“I need to leave this night.”
“I can ferry you on the morrow. After the Morning Song.” A robust man with a grim expression continued tightening and knotting the ropes on his small ship, paying almost no mind to the young man before him.
“I’ll pay you double.”
“You could offer me triple, and the answer would not change, lad. Where’s your head? It’s the eve of the Autumn Falling. My woman would have my skin if I missed the celebration. It’s all the Littles have spoken of in days.”
“I understand, but I – “
“No, lad, you don’t understand,” the man finally paused his work and turned to look at Davon. “Don’t you remember the Autumn Falling Festival from your childhood? Never thought I’d see the day a young Komaen would not want to participate. Stay the night. Even if you don’t care for the Festival, you can sleep by a warm fire and share our evening meal before you set off to that star-forsaken land.”
“I don’t think you understand,” Davon argued. “I need to leave. Tonight.”
“Oi? And what’s the rush, lad?” The man frowned now. “In some trouble, eh?”
“My business is my own,” he tried to sound firm.
“Aye, that it is,” he spoke carefully, “and if you want my business, you’ll stay the night and let me ferry you after the Morning Song. Otherwise, I cannot help you.”
“Aekoon assured me –” Davon began, but the man interrupted, swinging his body easily over the rail and landing on the dock in front of Davon.
“Did he now? Aekoon assured ye?”
“I have to cross tonight. Aekoon assured me of your help.”
“Last fellow I ferried for Koon did not return,” the man glared. “Sure you know what you’re doing, laddie?”
‘I have no idea,’ Davon wanted to say. He wanted to tell the gnarled fisherman that he could trust no one – even Aekoon. He wanted to say that he was already weary from being hunted. He wanted to strike the man square on the jaw for calling him ‘laddie’ as if he was a silly child. He wanted to strike the man for being right. He wanted to strike the man just for the sake of it. Davon repeated himself.
“Aekoon assured me.”
“Aye,” he man rolled his eyes and rubbed his gray-whiskered chin, “Aekoon assured you. Did he assure you of your safety in that desolate land? Did he assure you of a friendly welcome from the ancient Ilonies? Did he assure you the Ohrian Cats wouldn’t rip your feeble little body to shreds?” He pushed a finger into Davon’s chest. “Aye, Aekoon assured you, but you’ve no idea what you’re getting into, do you? Most folk who are dumb enough to venture there never find their way home; those who do are not the same. I’ve been to Ohr three times. Take it from me, laddie — you’d best stay here.”

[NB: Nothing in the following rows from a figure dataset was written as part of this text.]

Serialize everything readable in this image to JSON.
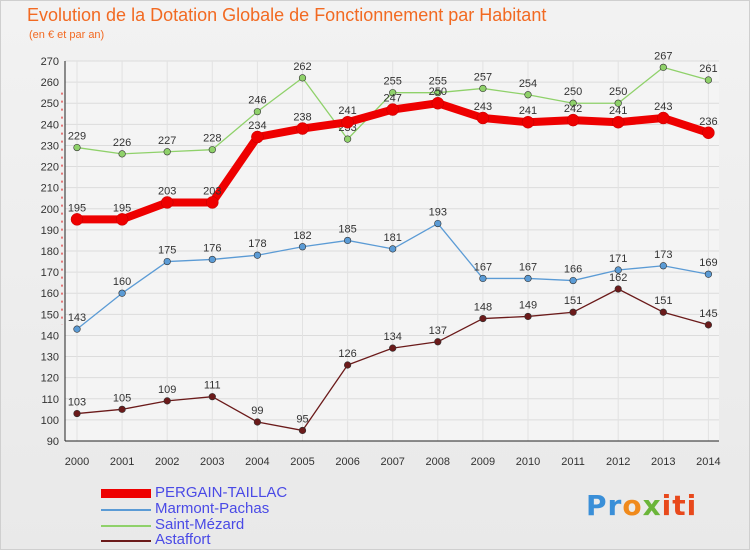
{
  "chart_data": {
    "type": "line",
    "title": "Evolution de la Dotation Globale de Fonctionnement par Habitant",
    "subtitle": "(en € et par an)",
    "xlabel": "",
    "ylabel": "",
    "ylim": [
      90,
      270
    ],
    "y_ticks": [
      90,
      100,
      110,
      120,
      130,
      140,
      150,
      160,
      170,
      180,
      190,
      200,
      210,
      220,
      230,
      240,
      250,
      260,
      270
    ],
    "grid": true,
    "legend_position": "bottom-left",
    "categories": [
      "2000",
      "2001",
      "2002",
      "2003",
      "2004",
      "2005",
      "2006",
      "2007",
      "2008",
      "2009",
      "2010",
      "2011",
      "2012",
      "2013",
      "2014"
    ],
    "series": [
      {
        "name": "Saint-Mézard",
        "color": "#8fd16a",
        "values": [
          229,
          226,
          227,
          228,
          246,
          262,
          233,
          255,
          255,
          257,
          254,
          250,
          250,
          267,
          261
        ]
      },
      {
        "name": "Marmont-Pachas",
        "color": "#5b9bd5",
        "values": [
          143,
          160,
          175,
          176,
          178,
          182,
          185,
          181,
          193,
          167,
          167,
          166,
          171,
          173,
          169
        ]
      },
      {
        "name": "Astaffort",
        "color": "#6b1a1a",
        "values": [
          103,
          105,
          109,
          111,
          99,
          95,
          126,
          134,
          137,
          148,
          149,
          151,
          162,
          151,
          145
        ]
      },
      {
        "name": "PERGAIN-TAILLAC",
        "color": "#ee0000",
        "values": [
          195,
          195,
          203,
          203,
          234,
          238,
          241,
          247,
          250,
          243,
          241,
          242,
          241,
          243,
          236
        ]
      }
    ]
  },
  "legend": [
    {
      "label": "PERGAIN-TAILLAC",
      "color": "#ee0000"
    },
    {
      "label": "Marmont-Pachas",
      "color": "#5b9bd5"
    },
    {
      "label": "Saint-Mézard",
      "color": "#8fd16a"
    },
    {
      "label": "Astaffort",
      "color": "#6b1a1a"
    }
  ],
  "logo": {
    "p1": "Pr",
    "p2": "o",
    "p3": "x",
    "p4": "iti"
  }
}
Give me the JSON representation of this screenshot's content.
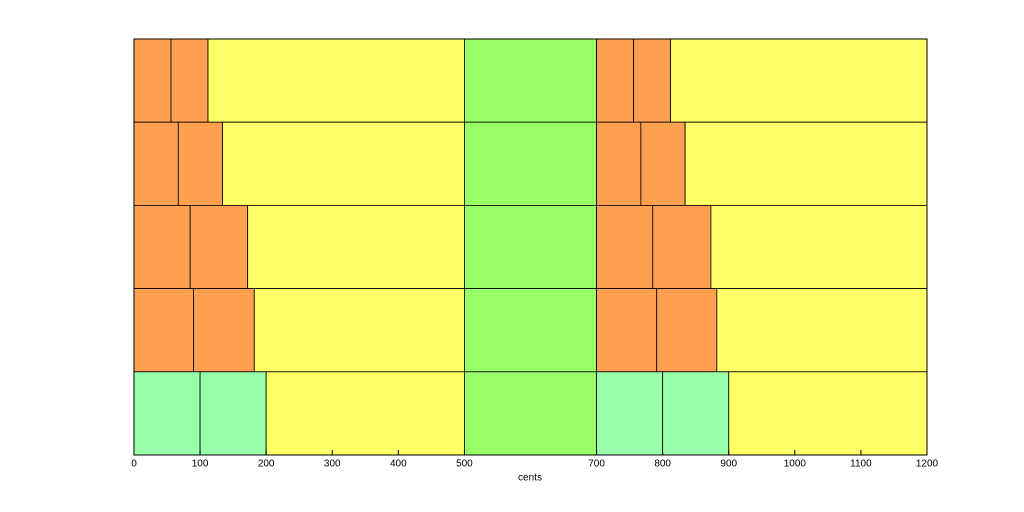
{
  "chart_data": {
    "type": "stacked-barh",
    "x_label": "cents",
    "xlim": [
      0,
      1200
    ],
    "xticks": [
      0,
      100,
      200,
      300,
      400,
      500,
      700,
      800,
      900,
      1000,
      1100,
      1200
    ],
    "series": [
      {
        "values": [
          56,
          67,
          85,
          90,
          100
        ],
        "colors": [
          "#ff9f50",
          "#ff9f50",
          "#ff9f50",
          "#ff9f50",
          "#99ffaa"
        ]
      },
      {
        "values": [
          56,
          67,
          87,
          92,
          100
        ],
        "colors": [
          "#ff9f50",
          "#ff9f50",
          "#ff9f50",
          "#ff9f50",
          "#99ffaa"
        ]
      },
      {
        "values": [
          388,
          366,
          328,
          318,
          300
        ],
        "colors": [
          "#ffff66",
          "#ffff66",
          "#ffff66",
          "#ffff66",
          "#ffff66"
        ]
      },
      {
        "values": [
          200,
          200,
          200,
          200,
          200
        ],
        "colors": [
          "#99ff66",
          "#99ff66",
          "#99ff66",
          "#99ff66",
          "#99ff66"
        ]
      },
      {
        "values": [
          56,
          67,
          85,
          91,
          100
        ],
        "colors": [
          "#ff9f50",
          "#ff9f50",
          "#ff9f50",
          "#ff9f50",
          "#99ffaa"
        ]
      },
      {
        "values": [
          56,
          67,
          88,
          91,
          100
        ],
        "colors": [
          "#ff9f50",
          "#ff9f50",
          "#ff9f50",
          "#ff9f50",
          "#99ffaa"
        ]
      },
      {
        "values": [
          388,
          366,
          327,
          318,
          300
        ],
        "colors": [
          "#ffff66",
          "#ffff66",
          "#ffff66",
          "#ffff66",
          "#ffff66"
        ]
      }
    ]
  }
}
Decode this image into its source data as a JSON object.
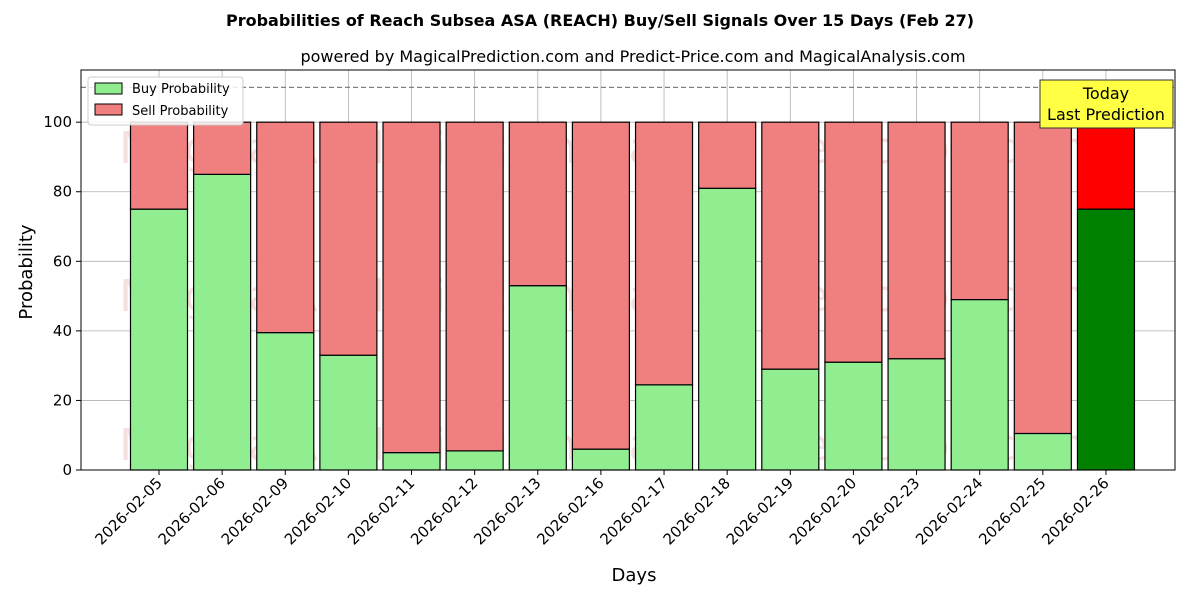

“You were dumb enough to go there three times?” Davon regretted the words before they left his mouth, but he could not suppress them. He clenched his teeth, awaiting the man’s anger. Instead, the man laughed a deep, loud rumble that Davon could feel trembling in his feet.
“Aye, lad — I was! Never quite found what I was after. No one ever does.”
“I have no choice. I must try. And Aekoon assured — “
“Aye, enough!” The man shook his head, resigned. “Stars above. Say his name again and I’ll throttle you with my bare hands. Get your things and meet me back here in thirty minutes. And don’t be late, lad.”
“I have everything I need.”
“Then go stretch your legs in the market. There are no markets where you’re headed. You’ll want some food for the journey.”